ピーク時に録音(1961年)されながら、「お蔵入り」となり、死ぬ一年前の1985年に陽の目を見た作品。”ANOTHER”と、軽いタイトル名が災いしたのか、一部の評論家、ファンを除き、大した評価も支持も受けていない。
前作までの通称「三部作」が盛りで、本作は「ピークは過ぎていた」と言う人さえいる。
でも、そうかなぁ~・・・・・・ 三部作、三部作、とメディアに刷り込まれているんじゃないか?
この音源を発掘したM・カスクーナの言葉を借りると「24年間オクラになっていたものとは理解できない内容でベストの一枚」と述べている。この手の発掘ものに対し、こうしたリップ・サービスは付き物だが、今回は間違いなく例外だろう。
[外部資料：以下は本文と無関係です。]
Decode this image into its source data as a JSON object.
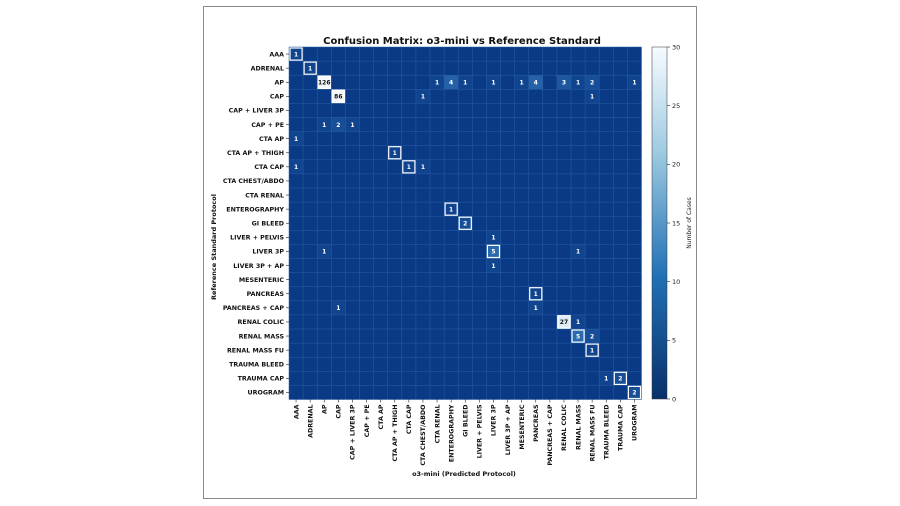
{
  "chart_data": {
    "type": "heatmap",
    "title": "Confusion Matrix: o3-mini vs Reference Standard",
    "xlabel": "o3-mini (Predicted Protocol)",
    "ylabel": "Reference Standard Protocol",
    "colorbar": {
      "label": "Number of Cases",
      "min": 0,
      "max": 30,
      "ticks": [
        0,
        5,
        10,
        15,
        20,
        25,
        30
      ]
    },
    "x_categories": [
      "AAA",
      "ADRENAL",
      "AP",
      "CAP",
      "CAP + LIVER 3P",
      "CAP + PE",
      "CTA AP",
      "CTA AP + THIGH",
      "CTA CAP",
      "CTA CHEST/ABDO",
      "CTA RENAL",
      "ENTEROGRAPHY",
      "GI BLEED",
      "LIVER + PELVIS",
      "LIVER 3P",
      "LIVER 3P + AP",
      "MESENTERIC",
      "PANCREAS",
      "PANCREAS + CAP",
      "RENAL COLIC",
      "RENAL MASS",
      "RENAL MASS FU",
      "TRAUMA BLEED",
      "TRAUMA CAP",
      "UROGRAM"
    ],
    "y_categories": [
      "AAA",
      "ADRENAL",
      "AP",
      "CAP",
      "CAP + LIVER 3P",
      "CAP + PE",
      "CTA AP",
      "CTA AP + THIGH",
      "CTA CAP",
      "CTA CHEST/ABDO",
      "CTA RENAL",
      "ENTEROGRAPHY",
      "GI BLEED",
      "LIVER + PELVIS",
      "LIVER 3P",
      "LIVER 3P + AP",
      "MESENTERIC",
      "PANCREAS",
      "PANCREAS + CAP",
      "RENAL COLIC",
      "RENAL MASS",
      "RENAL MASS FU",
      "TRAUMA BLEED",
      "TRAUMA CAP",
      "UROGRAM"
    ],
    "cells": [
      {
        "row": "AAA",
        "col": "AAA",
        "value": 1
      },
      {
        "row": "ADRENAL",
        "col": "ADRENAL",
        "value": 1
      },
      {
        "row": "AP",
        "col": "AP",
        "value": 126
      },
      {
        "row": "AP",
        "col": "CTA RENAL",
        "value": 1
      },
      {
        "row": "AP",
        "col": "ENTEROGRAPHY",
        "value": 4
      },
      {
        "row": "AP",
        "col": "GI BLEED",
        "value": 1
      },
      {
        "row": "AP",
        "col": "LIVER 3P",
        "value": 1
      },
      {
        "row": "AP",
        "col": "MESENTERIC",
        "value": 1
      },
      {
        "row": "AP",
        "col": "PANCREAS",
        "value": 4
      },
      {
        "row": "AP",
        "col": "RENAL COLIC",
        "value": 3
      },
      {
        "row": "AP",
        "col": "RENAL MASS",
        "value": 1
      },
      {
        "row": "AP",
        "col": "RENAL MASS FU",
        "value": 2
      },
      {
        "row": "AP",
        "col": "UROGRAM",
        "value": 1
      },
      {
        "row": "CAP",
        "col": "CAP",
        "value": 86
      },
      {
        "row": "CAP",
        "col": "CTA CHEST/ABDO",
        "value": 1
      },
      {
        "row": "CAP",
        "col": "RENAL MASS FU",
        "value": 1
      },
      {
        "row": "CAP + PE",
        "col": "AP",
        "value": 1
      },
      {
        "row": "CAP + PE",
        "col": "CAP",
        "value": 2
      },
      {
        "row": "CAP + PE",
        "col": "CAP + LIVER 3P",
        "value": 1
      },
      {
        "row": "CTA AP",
        "col": "AAA",
        "value": 1
      },
      {
        "row": "CTA AP + THIGH",
        "col": "CTA AP + THIGH",
        "value": 1
      },
      {
        "row": "CTA CAP",
        "col": "AAA",
        "value": 1
      },
      {
        "row": "CTA CAP",
        "col": "CTA CAP",
        "value": 1
      },
      {
        "row": "CTA CAP",
        "col": "CTA CHEST/ABDO",
        "value": 1
      },
      {
        "row": "ENTEROGRAPHY",
        "col": "ENTEROGRAPHY",
        "value": 1
      },
      {
        "row": "GI BLEED",
        "col": "GI BLEED",
        "value": 2
      },
      {
        "row": "LIVER + PELVIS",
        "col": "LIVER 3P",
        "value": 1
      },
      {
        "row": "LIVER 3P",
        "col": "AP",
        "value": 1
      },
      {
        "row": "LIVER 3P",
        "col": "LIVER 3P",
        "value": 5
      },
      {
        "row": "LIVER 3P",
        "col": "RENAL MASS",
        "value": 1
      },
      {
        "row": "LIVER 3P + AP",
        "col": "LIVER 3P",
        "value": 1
      },
      {
        "row": "PANCREAS",
        "col": "PANCREAS",
        "value": 1
      },
      {
        "row": "PANCREAS + CAP",
        "col": "PANCREAS",
        "value": 1
      },
      {
        "row": "PANCREAS + CAP",
        "col": "CAP",
        "value": 1
      },
      {
        "row": "RENAL COLIC",
        "col": "RENAL COLIC",
        "value": 27
      },
      {
        "row": "RENAL COLIC",
        "col": "RENAL MASS",
        "value": 1
      },
      {
        "row": "RENAL MASS",
        "col": "RENAL MASS",
        "value": 5
      },
      {
        "row": "RENAL MASS",
        "col": "RENAL MASS FU",
        "value": 2
      },
      {
        "row": "RENAL MASS FU",
        "col": "RENAL MASS FU",
        "value": 1
      },
      {
        "row": "TRAUMA CAP",
        "col": "TRAUMA BLEED",
        "value": 1
      },
      {
        "row": "TRAUMA CAP",
        "col": "TRAUMA CAP",
        "value": 2
      },
      {
        "row": "UROGRAM",
        "col": "UROGRAM",
        "value": 2
      }
    ],
    "colors": {
      "low": "#0a3a86",
      "mid": "#4d8fc8",
      "high": "#f4f9fd",
      "grid": "#2c5fa6",
      "diag_box": "#ffffff"
    }
  }
}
となると、ライオンのオクラ入りの判断は間違っていたのか、となるけれど、そもそも、”WORKOUT”の残りテイク1曲を活かす為のセッションの色合いも否定出来ず、モブレーに不運があったとすれば、ライオンがモブレーの本当のピークに気が付かなかった、としか思えない。まさか、モブレーの当時のボスに妙な気を使ったとは思えないが・・・・
スタンダードの”I Should Care”、”Hello Young Lovers”の料理の仕方は格段に、スムーズに進化している。オリジナルの”Hank‘s Other Soul”では今まで培ってきた一種の愁いあるモブレー独自の表現方法の頂点を極めているし、”Gettin’ And Jettin’”でのスピーディなフットワークとハードなブローは正真正銘のミドル級チャンピオンを見事に証明している。
なお、”Hank‘s Other Soul”は後のアルバム”The TURNAROUND”の”East Of The Village”の元ネタになり、また、”Gettin’ And Jettin’”も”NO ROOM FOR SQUARES”で中間部に粋なアレンジを受け”Up A Step”と改名され、甲乙つけ難い名演ですね。
こうなると、ライオンの頭の中は早い段階に、否、初めからリアルタイムではリリースする気はなかったのでは?と疑ってしまう。